HABERTÜRK

DP’nin SP çizgisi


15 Mart 2011

Sanırım sağır Sultan dahi önümüzdeki günlerde gerçekleşecek olan Saadet Partisi, Demokrat Parti ve Türkiye Partisi seçim ittifakını duymuştur. Son gelişme ise şöyleymiş; DP ve Saadet Partisi, Saadet Partisi’nin çatısı ve ismi altında birleşiyorlarmış. Bu gelişme birçok kişiyi ve kesimi şaşkına uğratırken gerçek DP veya DYP’lileri hiç şaşırtmadı.

Zaten yazılmış ve sahneye konulmuş olup oynanan senaryo bu değil miydi?

Son yıllarda DP, DYP ve ANAP’ın başına gelenler pişmiş tavuğun başına gelmemiştir. Göz göre göre merkez sağ partiler çökertildiler.

SAĞIN GÜÇLÜ DÖNEMİ
Aslına bakarsanız merkez sağ çökmemiştir. Merkez sağın temsilcisi olan partiler çökertilmiştir.
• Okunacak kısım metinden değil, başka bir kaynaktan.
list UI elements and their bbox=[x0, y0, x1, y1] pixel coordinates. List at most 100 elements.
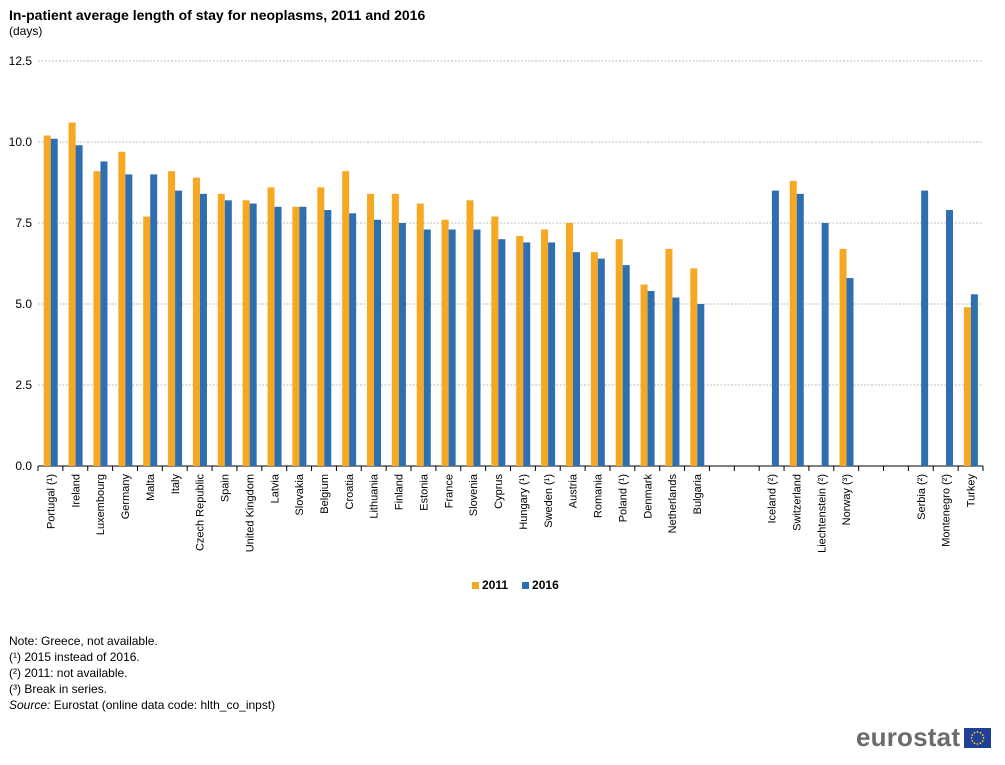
x-tick-label: Netherlands bbox=[667, 474, 679, 534]
note-line: (²) 2011: not available. bbox=[9, 666, 128, 680]
x-tick-label: Portugal (¹) bbox=[45, 474, 57, 529]
x-tick-label: Norway (³) bbox=[841, 474, 853, 525]
bar-2011 bbox=[43, 135, 51, 466]
bar-2016 bbox=[622, 265, 630, 466]
chart-title: In-patient average length of stay for ne… bbox=[9, 7, 426, 23]
x-tick-label: Slovakia bbox=[294, 473, 306, 515]
chart-subtitle: (days) bbox=[9, 24, 43, 38]
bar-2016 bbox=[423, 229, 431, 466]
bar-2016 bbox=[398, 223, 406, 466]
bar-2011 bbox=[541, 229, 549, 466]
y-tick-label: 5.0 bbox=[15, 297, 32, 311]
bar-2011 bbox=[93, 171, 101, 466]
bar-2011 bbox=[68, 122, 76, 466]
note-line: (³) Break in series. bbox=[9, 682, 108, 696]
bar-2016 bbox=[821, 223, 829, 466]
x-tick-label: Italy bbox=[170, 474, 182, 495]
y-tick-label: 0.0 bbox=[15, 459, 32, 473]
bar-2011 bbox=[789, 180, 797, 466]
legend-swatch-2016 bbox=[522, 581, 530, 589]
bar-2011 bbox=[217, 193, 225, 466]
bar-2011 bbox=[590, 252, 598, 466]
bar-2016 bbox=[771, 190, 779, 466]
x-tick-label: Belgium bbox=[319, 474, 331, 514]
x-tick-label: France bbox=[443, 474, 455, 508]
x-tick-label: United Kingdom bbox=[244, 474, 256, 552]
bar-2011 bbox=[665, 248, 673, 466]
x-tick-label: Denmark bbox=[642, 474, 654, 519]
bar-2016 bbox=[796, 193, 804, 466]
bar-2011 bbox=[466, 200, 474, 466]
legend-label-2011: 2011 bbox=[482, 578, 509, 592]
bar-2016 bbox=[374, 219, 382, 466]
x-tick-label: Ireland bbox=[70, 474, 82, 508]
bar-2011 bbox=[292, 206, 300, 467]
bar-2011 bbox=[640, 284, 648, 466]
bar-2016 bbox=[523, 242, 531, 466]
bar-2011 bbox=[416, 203, 424, 466]
bar-2016 bbox=[349, 213, 357, 466]
bar-2011 bbox=[143, 216, 151, 466]
bar-2016 bbox=[100, 161, 108, 466]
bar-2016 bbox=[199, 193, 207, 466]
bar-2016 bbox=[846, 278, 854, 466]
x-tick-label: Hungary (¹) bbox=[518, 474, 530, 530]
bar-2016 bbox=[498, 239, 506, 466]
x-tick-label: Liechtenstein (²) bbox=[816, 474, 828, 553]
bar-2016 bbox=[448, 229, 456, 466]
bar-2016 bbox=[647, 291, 655, 466]
x-tick-label: Estonia bbox=[418, 473, 430, 511]
bar-2011 bbox=[267, 187, 275, 467]
x-tick-label: Finland bbox=[394, 474, 406, 510]
bar-2016 bbox=[697, 304, 705, 466]
legend-label-2016: 2016 bbox=[532, 578, 559, 592]
bar-2016 bbox=[224, 200, 232, 466]
bar-2016 bbox=[548, 242, 556, 466]
bar-2011 bbox=[242, 200, 250, 466]
legend: 2011 2016 bbox=[472, 578, 559, 592]
bar-2011 bbox=[441, 219, 449, 466]
bar-2016 bbox=[597, 258, 605, 466]
bar-2016 bbox=[970, 294, 978, 466]
bar-2011 bbox=[963, 307, 971, 466]
bar-2016 bbox=[945, 210, 953, 466]
bar-2011 bbox=[615, 239, 623, 466]
chart-notes: Note: Greece, not available. (¹) 2015 in… bbox=[9, 633, 275, 713]
bar-2016 bbox=[249, 203, 257, 466]
source-line: Source: Eurostat (online data code: hlth… bbox=[9, 697, 275, 713]
bar-2016 bbox=[175, 190, 183, 466]
bar-2011 bbox=[168, 171, 176, 466]
x-tick-label: Montenegro (²) bbox=[941, 474, 953, 547]
x-tick-label: Lithuania bbox=[369, 473, 381, 519]
note-line: Note: Greece, not available. bbox=[9, 634, 158, 648]
legend-swatch-2011 bbox=[472, 581, 479, 589]
x-tick-label: Switzerland bbox=[791, 474, 803, 531]
logo-text: eurostat bbox=[856, 722, 961, 752]
x-tick-label: Cyprus bbox=[493, 474, 505, 509]
y-tick-label: 2.5 bbox=[15, 378, 32, 392]
legend-item-2016[interactable]: 2016 bbox=[522, 578, 559, 592]
x-tick-label: Czech Republic bbox=[195, 474, 207, 552]
bar-2011 bbox=[118, 151, 126, 466]
bar-2011 bbox=[690, 268, 698, 466]
x-tick-label: Slovenia bbox=[468, 473, 480, 516]
legend-item-2011[interactable]: 2011 bbox=[472, 578, 508, 592]
y-tick-label: 12.5 bbox=[9, 54, 33, 68]
note-line: (¹) 2015 instead of 2016. bbox=[9, 650, 140, 664]
x-tick-label: Austria bbox=[568, 473, 580, 508]
bar-2011 bbox=[317, 187, 325, 467]
x-tick-label: Iceland (²) bbox=[767, 474, 779, 524]
bar-2011 bbox=[367, 193, 375, 466]
bar-2016 bbox=[125, 174, 133, 466]
x-tick-label: Romania bbox=[593, 473, 605, 518]
source-text: Eurostat (online data code: hlth_co_inps… bbox=[53, 698, 276, 712]
x-tick-label: Luxembourg bbox=[95, 474, 107, 535]
x-tick-label: Sweden (¹) bbox=[543, 474, 555, 528]
x-tick-label: Bulgaria bbox=[692, 473, 704, 514]
eurostat-logo: eurostat bbox=[856, 722, 992, 753]
bar-2011 bbox=[839, 248, 847, 466]
source-label: Source: bbox=[9, 698, 51, 712]
bar-2016 bbox=[572, 252, 580, 466]
bar-2011 bbox=[491, 216, 499, 466]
Gerek dünyanın gerekse Türkiye’nin geldiği noktaya baktığınız zaman merkez sağ aslında dünya tarihinin en güçlü dönemini yaşamaktadır.
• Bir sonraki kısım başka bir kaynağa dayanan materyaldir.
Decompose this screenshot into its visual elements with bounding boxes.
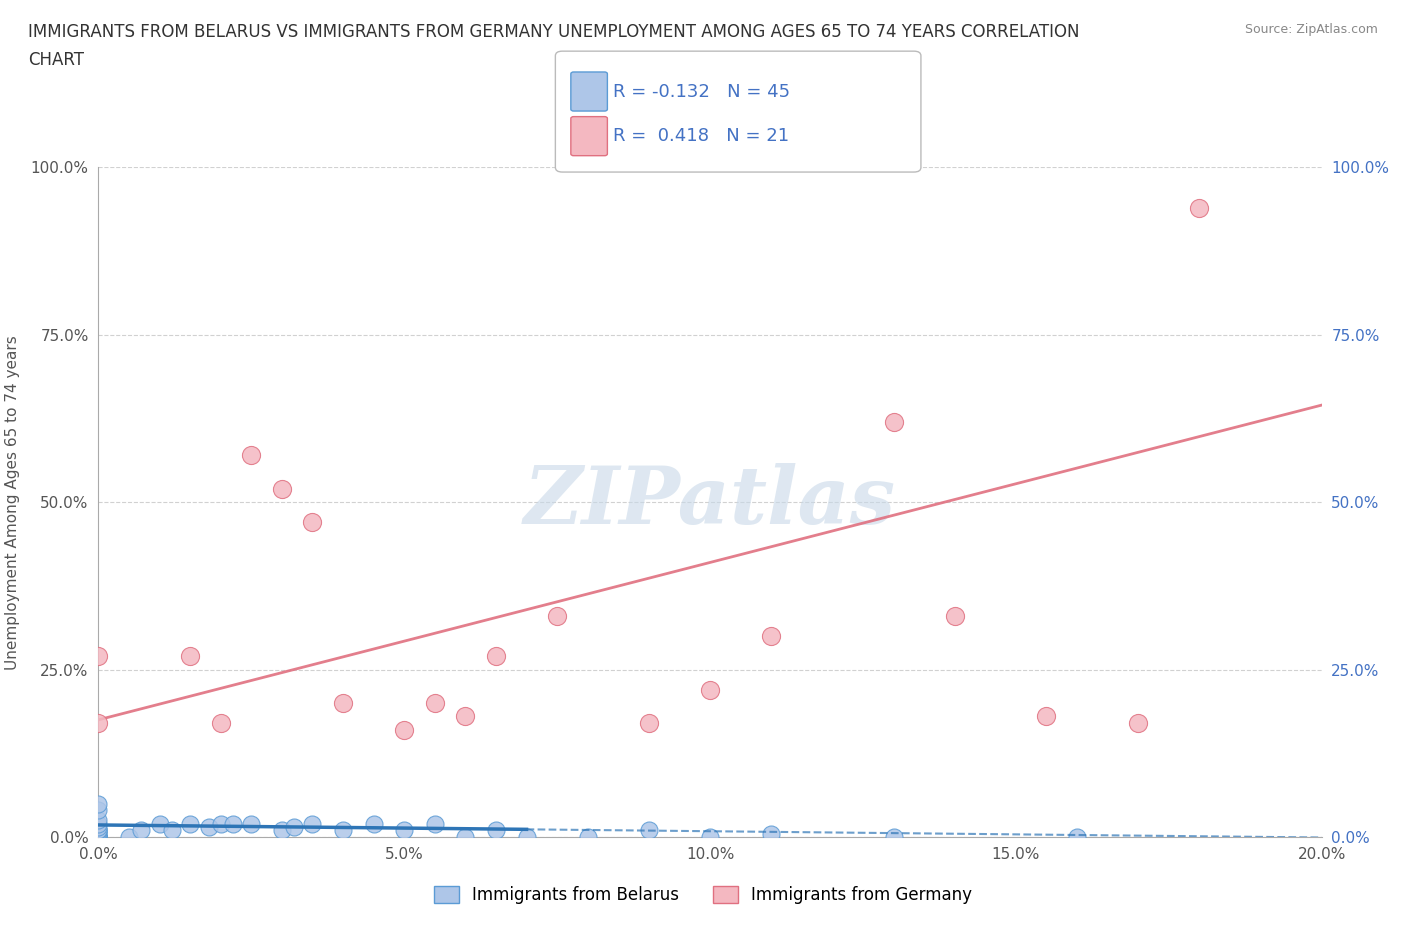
Point [197,819,219,834]
Point [87,823,110,838]
Point [423,817,446,831]
Text: ZIPatlas: ZIPatlas [524,463,896,541]
Point [179,649,201,664]
Point [883,415,905,430]
Point [209,716,232,731]
Point [87,824,110,839]
Point [87,823,110,838]
Point [87,830,110,844]
Point [423,696,446,711]
Point [485,823,508,838]
Point [943,608,966,623]
Point [363,817,385,831]
Point [546,608,568,623]
Point [87,826,110,841]
Point [1035,709,1057,724]
Point [270,482,292,497]
Point [87,796,110,811]
Point [87,830,110,844]
Text: R =  0.418   N = 21: R = 0.418 N = 21 [613,127,789,145]
Point [270,823,292,838]
Point [301,515,323,530]
Point [759,629,782,644]
Point [87,830,110,844]
Point [87,649,110,664]
Point [87,826,110,841]
Point [485,649,508,664]
Point [149,817,172,831]
Point [392,823,416,838]
Point [87,823,110,838]
Point [87,813,110,828]
Text: Source: ZipAtlas.com: Source: ZipAtlas.com [1244,23,1378,36]
Point [759,826,782,841]
Point [332,696,354,711]
Point [883,830,905,844]
Point [1188,200,1211,215]
Point [637,716,661,731]
Point [87,830,110,844]
Text: CHART: CHART [28,51,84,69]
Point [87,817,110,831]
Y-axis label: Unemployment Among Ages 65 to 74 years: Unemployment Among Ages 65 to 74 years [4,335,20,670]
Point [392,723,416,737]
Point [454,830,477,844]
Point [209,817,232,831]
Point [454,709,477,724]
Point [576,830,599,844]
Point [240,817,263,831]
Point [129,823,152,838]
Point [87,716,110,731]
Point [87,830,110,844]
Point [87,830,110,844]
Point [1066,830,1088,844]
Point [637,823,661,838]
Point [699,683,721,698]
Point [240,448,263,463]
Point [160,823,183,838]
Point [118,830,141,844]
Point [699,830,721,844]
Point [516,830,538,844]
Point [87,830,110,844]
Point [87,830,110,844]
Point [87,803,110,817]
Point [301,817,323,831]
Point [179,817,201,831]
Point [283,819,305,834]
Point [87,830,110,844]
Text: R = -0.132   N = 45: R = -0.132 N = 45 [613,83,790,100]
Point [332,823,354,838]
Point [87,819,110,834]
Legend: Immigrants from Belarus, Immigrants from Germany: Immigrants from Belarus, Immigrants from… [426,878,980,912]
Point [1128,716,1150,731]
Point [222,817,245,831]
Text: IMMIGRANTS FROM BELARUS VS IMMIGRANTS FROM GERMANY UNEMPLOYMENT AMONG AGES 65 TO: IMMIGRANTS FROM BELARUS VS IMMIGRANTS FR… [28,23,1080,41]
Bugün (Latin Amerika haricinde) demokrasi ile yönetilen ülkelerde hep merkez sağ iktidarların politikaları hakimdir.

Hatta, iktidara gelenler sosyal demokrat partiler de olsa iktidara geldikten sonra artık merkez sağ politikayı uygulamayı tercih etmektedirler.

Ülkemiz de ise Menderes’le başlayan Demirel ile devam eden merkez sağ misyonunun özü artık kaybolmuştur.

DYP’nin baraj altında kaldığı 2002 seçimleri, Türkiye için bir dönüm noktası olmuştur.

Çünkü o tarihten itibaren merkez sağdaki çöküş, dış güçlerin de etkisiyle rekor bir hızla başladı ve günümüze kadar geldi.

Bugün ortada ne Turgut Özal’ın ANAP’ı ne de Menderes’le başlayan Demirel ile devam eden DYP ya da diğer adıyla DP kalmıştır.

DP’nin Saadet Partisi çatısı altına gireceği söylentisi ise noktayı koymaya yetiyor. 2002 genel seçimleri ile başlayan merkez sağı yok etme projesi 2011 genel seçim dönemi ile tamamlanmış olacak.

KIRAT KAVGASI
Gelişmelere bir de iyi tarafından bakmak lazım. 12 Haziran’daki genel seçimlerde, DP ve DYP arasında yaşanması muhtemel olan amblem problemi ortadan kalkmış olacak.